Under the legislation, the commission would be empowered to delay any pathway to citizenship for unauthorized immigrants if they were dissatisfied by federal efforts to protect the border.
The establishment of such a commission and the powers it would have represents the largest break between President Obama’s immigration reform plan and Senate plans.
Asked repeatedly during his daily press briefing if Obama would approve of linking the two measures, press secretary Jay Carney avoided a definitive answer.
"We're not at a stage here where we're ... we're gonna negotiate details of legislation that doesn't yet exist," Carney said. "I think what is positive about this discussion is that bipartisan group in the Senate has embraced the principles that the president has long put forward and espoused."

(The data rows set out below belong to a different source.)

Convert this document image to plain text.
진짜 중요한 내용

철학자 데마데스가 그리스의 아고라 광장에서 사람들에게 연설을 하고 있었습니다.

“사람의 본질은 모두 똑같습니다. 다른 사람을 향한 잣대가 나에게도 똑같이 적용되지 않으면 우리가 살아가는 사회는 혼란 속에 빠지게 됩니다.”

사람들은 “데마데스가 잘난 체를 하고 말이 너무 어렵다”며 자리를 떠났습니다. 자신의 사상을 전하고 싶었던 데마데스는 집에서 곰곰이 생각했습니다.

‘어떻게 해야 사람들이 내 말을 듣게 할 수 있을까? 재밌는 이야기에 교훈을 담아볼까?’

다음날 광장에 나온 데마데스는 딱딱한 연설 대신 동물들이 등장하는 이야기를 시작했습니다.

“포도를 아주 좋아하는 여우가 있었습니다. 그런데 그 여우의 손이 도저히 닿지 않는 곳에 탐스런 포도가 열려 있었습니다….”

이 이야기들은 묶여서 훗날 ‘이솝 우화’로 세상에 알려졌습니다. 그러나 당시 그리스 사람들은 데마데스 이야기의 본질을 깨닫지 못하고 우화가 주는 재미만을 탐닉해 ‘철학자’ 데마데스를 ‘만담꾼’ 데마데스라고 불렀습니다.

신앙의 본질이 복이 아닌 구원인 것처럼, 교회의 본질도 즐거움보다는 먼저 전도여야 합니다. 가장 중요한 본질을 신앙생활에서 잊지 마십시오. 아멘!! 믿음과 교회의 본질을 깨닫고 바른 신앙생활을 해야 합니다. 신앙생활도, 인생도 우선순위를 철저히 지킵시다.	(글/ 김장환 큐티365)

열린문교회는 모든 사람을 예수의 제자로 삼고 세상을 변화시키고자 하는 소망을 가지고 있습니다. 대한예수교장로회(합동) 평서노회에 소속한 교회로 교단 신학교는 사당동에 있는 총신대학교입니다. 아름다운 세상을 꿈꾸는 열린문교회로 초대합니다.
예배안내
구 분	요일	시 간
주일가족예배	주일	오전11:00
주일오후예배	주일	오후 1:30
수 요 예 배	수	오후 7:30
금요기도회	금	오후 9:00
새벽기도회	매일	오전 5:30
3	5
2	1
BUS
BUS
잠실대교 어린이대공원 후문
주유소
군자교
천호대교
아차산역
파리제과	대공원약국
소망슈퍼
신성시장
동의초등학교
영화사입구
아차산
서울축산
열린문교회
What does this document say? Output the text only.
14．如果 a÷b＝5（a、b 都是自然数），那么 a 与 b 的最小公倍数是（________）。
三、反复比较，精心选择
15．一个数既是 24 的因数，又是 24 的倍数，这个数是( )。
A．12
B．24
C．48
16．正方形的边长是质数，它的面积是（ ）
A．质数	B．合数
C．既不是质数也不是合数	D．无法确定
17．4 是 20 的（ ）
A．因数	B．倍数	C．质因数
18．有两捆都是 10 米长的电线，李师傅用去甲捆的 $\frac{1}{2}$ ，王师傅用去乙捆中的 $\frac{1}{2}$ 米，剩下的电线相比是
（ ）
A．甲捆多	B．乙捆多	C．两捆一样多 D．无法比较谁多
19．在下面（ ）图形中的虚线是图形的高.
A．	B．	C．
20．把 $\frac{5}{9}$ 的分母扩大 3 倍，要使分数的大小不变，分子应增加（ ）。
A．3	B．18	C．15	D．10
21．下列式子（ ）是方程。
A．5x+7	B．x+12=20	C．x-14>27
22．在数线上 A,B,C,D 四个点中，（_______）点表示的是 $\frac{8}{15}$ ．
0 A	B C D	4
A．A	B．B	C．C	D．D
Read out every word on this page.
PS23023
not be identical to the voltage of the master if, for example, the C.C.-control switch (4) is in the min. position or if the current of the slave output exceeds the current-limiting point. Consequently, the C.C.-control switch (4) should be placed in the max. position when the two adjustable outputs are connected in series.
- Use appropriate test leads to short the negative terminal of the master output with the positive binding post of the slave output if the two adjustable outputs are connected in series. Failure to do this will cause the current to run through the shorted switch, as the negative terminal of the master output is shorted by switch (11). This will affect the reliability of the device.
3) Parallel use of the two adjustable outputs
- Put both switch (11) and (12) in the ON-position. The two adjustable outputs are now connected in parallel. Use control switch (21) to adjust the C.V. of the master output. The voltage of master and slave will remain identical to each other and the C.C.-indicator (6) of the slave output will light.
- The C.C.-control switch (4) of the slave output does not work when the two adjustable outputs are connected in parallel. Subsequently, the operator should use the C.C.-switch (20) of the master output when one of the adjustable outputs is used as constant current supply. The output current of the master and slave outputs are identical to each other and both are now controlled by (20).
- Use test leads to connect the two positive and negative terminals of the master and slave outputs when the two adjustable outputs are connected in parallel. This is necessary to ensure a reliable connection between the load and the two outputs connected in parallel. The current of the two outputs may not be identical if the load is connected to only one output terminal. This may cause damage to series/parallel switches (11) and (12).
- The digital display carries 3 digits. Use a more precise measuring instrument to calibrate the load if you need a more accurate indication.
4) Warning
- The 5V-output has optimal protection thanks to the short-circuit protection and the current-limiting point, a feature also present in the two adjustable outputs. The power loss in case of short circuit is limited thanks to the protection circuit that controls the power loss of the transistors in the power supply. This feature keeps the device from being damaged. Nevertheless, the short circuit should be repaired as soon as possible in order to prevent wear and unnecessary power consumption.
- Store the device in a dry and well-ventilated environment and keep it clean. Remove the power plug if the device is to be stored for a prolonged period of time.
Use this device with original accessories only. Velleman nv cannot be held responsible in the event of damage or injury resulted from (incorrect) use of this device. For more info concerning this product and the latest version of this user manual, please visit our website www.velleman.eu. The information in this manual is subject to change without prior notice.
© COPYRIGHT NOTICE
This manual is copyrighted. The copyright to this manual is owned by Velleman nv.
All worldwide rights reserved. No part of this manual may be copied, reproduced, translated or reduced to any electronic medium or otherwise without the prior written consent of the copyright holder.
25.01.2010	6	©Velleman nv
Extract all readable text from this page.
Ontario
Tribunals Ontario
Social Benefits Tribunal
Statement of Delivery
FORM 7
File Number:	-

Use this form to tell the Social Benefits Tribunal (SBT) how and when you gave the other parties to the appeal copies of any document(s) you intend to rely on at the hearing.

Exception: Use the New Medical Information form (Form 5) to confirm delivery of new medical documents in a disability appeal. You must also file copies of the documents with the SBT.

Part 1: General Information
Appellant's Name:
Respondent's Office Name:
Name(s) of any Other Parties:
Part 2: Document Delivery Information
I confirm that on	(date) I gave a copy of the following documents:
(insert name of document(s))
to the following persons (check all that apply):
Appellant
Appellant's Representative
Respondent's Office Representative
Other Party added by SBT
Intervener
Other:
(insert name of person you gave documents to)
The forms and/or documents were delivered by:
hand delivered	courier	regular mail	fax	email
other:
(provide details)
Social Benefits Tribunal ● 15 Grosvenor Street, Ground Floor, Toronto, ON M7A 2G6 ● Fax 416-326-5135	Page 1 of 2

When McCain was asked Monday if he thought fully securing the borders was a realistic goal, he answered in no uncertain terms.
“Is it not realistic to think that a nation such as ours could ... secure our borders? Is that not realistic? Come on. Of course we can secure our borders," McCain told Fox News.
"To think somehow that we are going to have a situation where drugs can flow freely over our border is something that I don’t think most of our citizens would agree [with], particularly since we spent so many billions of dollars on surveillance and that kind of thing," he added.